A maturidade da escrita sobre a qual me debrucei é palpável em como a fantasia não constitui uma válvula de escape, ideia muito usada por quem aprecia criticar a literatura fantástica, mas sim um meio de tratar certos demônios, nos aproximando paulatinamente deles até abordá-los. Talvez sem querer, o escritor, buscando uma catarse particular, também possibilita esse alívio a quem por ventura o deseje.
Todavia, devo mencionar uma irregularidade grave que constatei: o elevado número de erros de revisão. Pela edição ser independente, não desmerecendo o autor que fez a revisão da própria obra, já esperava esse problema. A questão, segundo o que percebo, é que o distanciamento emotivo entre revisor e texto é imprescindível para um bom resultado, pressupondo também que o profissional é alguém com uma formação/experiência adequada. Digo isso porque é normal que o escritor esteja tão envolvido com o seu rebento literário a ponto de deixar passar alguns deslizes que se encontram na superfície (ortográfica).
As batalhas não são o cerne de A Guerra dos Criativos, para não dizer o menos importante, ao menos é o que fica subentendido pela forte carga psicológica da trama. Portanto, os combates, exceto o final, são descritos somente no essencial para que possamos formar uma imagem das coisas. O desfecho não decepciona tanto no que se refere à adrenalina, com um ritmo rápido e pungente, quanto às surpresas. O apêndice, depois do epílogo, apesar de ser um excerto desvinculado do último capítulo (cronologicamente independente), traz uma nova compreensão do final e funciona como um espaço para que possamos nos despedir dessa aventura, assim como os créditos finais de um filme excelente que necessitamos ver até o último nome para digerirmos com paciência o que foi apreciado. Como algumas pessoas reais (escritores) e suas criações inspiraram personagens do romance, o leitor é instigado a conhecer outros livros/autores. Obras que promovem esse movimento contínuo, leitura que puxa outras leituras, merecem congratulações.
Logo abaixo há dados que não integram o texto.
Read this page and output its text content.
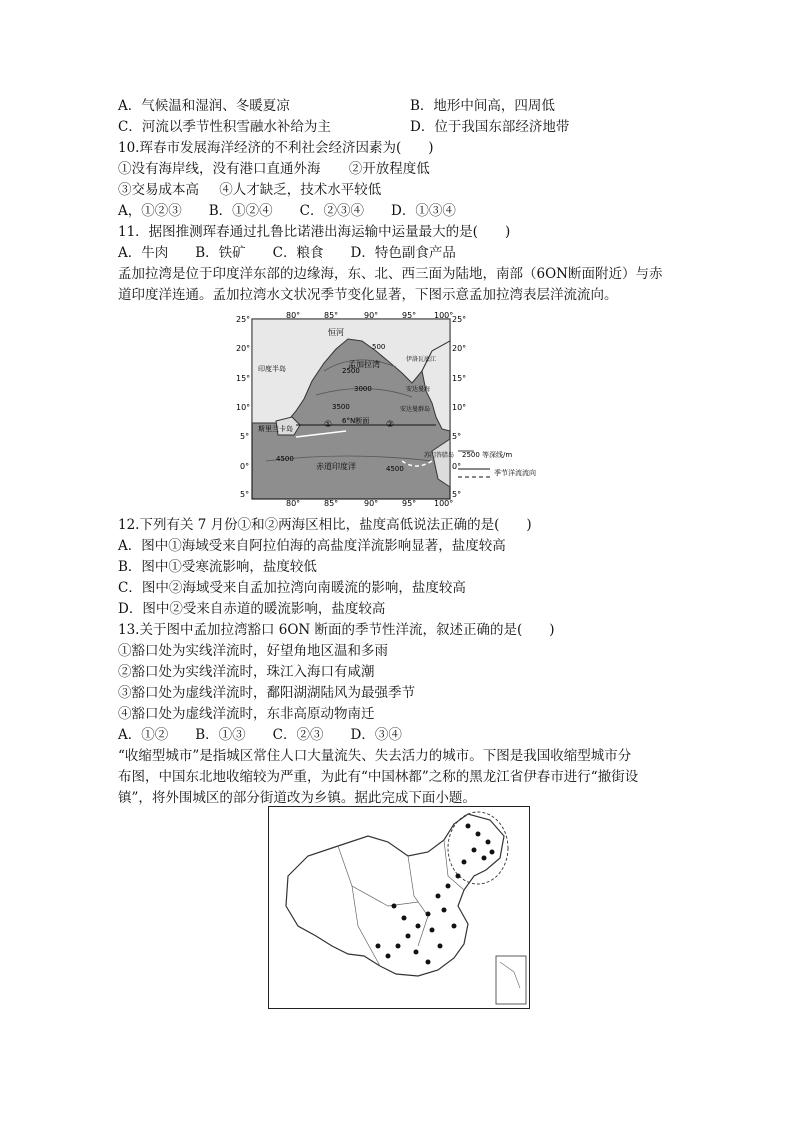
A．气候温和湿润、冬暖夏凉	B．地形中间高，四周低
C．河流以季节性积雪融水补给为主	D．位于我国东部经济地带
10.珲春市发展海洋经济的不利社会经济因素为(　　)
①没有海岸线，没有港口直通外海 ②开放程度低
③交易成本高 ④人才缺乏，技术水平较低
A，①②③　　B．①②④　　C．②③④　　D．①③④
11．据图推测珲春通过扎鲁比诺港出海运输中运量最大的是(　　)
A．牛肉　　B．铁矿　　C．粮食　　D．特色副食产品
孟加拉湾是位于印度洋东部的边缘海，东、北、西三面为陆地，南部（6ON断面附近）与赤
道印度洋连通。孟加拉湾水文状况季节变化显著，下图示意孟加拉湾表层洋流流向。
80°	85°	90°	95° 100°
80°	85°	90°	95° 100°
25°
20°
15°
10°
5°
0°
5°
25°
20°
15°
10°
5°
0°
5°
恒河
孟加拉湾
印度半岛
斯里兰卡岛
赤道印度洋
6°N断面
500
2500
3000
3500
4500
4500
伊洛瓦底江
安达曼海
安达曼群岛
苏门答腊岛
①	②
2500 等深线/m
季节洋流流向
12.下列有关 7 月份①和②两海区相比，盐度高低说法正确的是(　　)
A．图中①海域受来自阿拉伯海的高盐度洋流影响显著，盐度较高
B．图中①受寒流影响，盐度较低
C．图中②海域受来自孟加拉湾向南暖流的影响，盐度较高
D．图中②受来自赤道的暖流影响，盐度较高
13.关于图中孟加拉湾豁口 6ON 断面的季节性洋流，叙述正确的是(　　)
①豁口处为实线洋流时，好望角地区温和多雨
②豁口处为实线洋流时，珠江入海口有咸潮
③豁口处为虚线洋流时，鄱阳湖湖陆风为最强季节
④豁口处为虚线洋流时，东非高原动物南迁
A．①②　　B．①③　　C．②③　　D．③④
“收缩型城市”是指城区常住人口大量流失、失去活力的城市。下图是我国收缩型城市分
布图，中国东北地收缩较为严重，为此有“中国林都”之称的黑龙江省伊春市进行“撤街设
镇”，将外围城区的部分街道改为乡镇。据此完成下面小题。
Independente dos gêneros das histórias e outras coisas, a literatura é antes de qualquer coisa uma paixão, um sentimento que quanto mais for regado, mais crescerá. O estudo teórico da Literatura é a consequência de um amor florescido, sem essa flor, os estudos serão insossos.
Os capítulos são curtos, com cerca de cinco páginas cada, e ora deixam algum gancho para o próximo ora apostam na fluidez da narração para manter o leitor atraído. Recomendo o livro para qualquer pessoa que goste de Literatura Fantástica.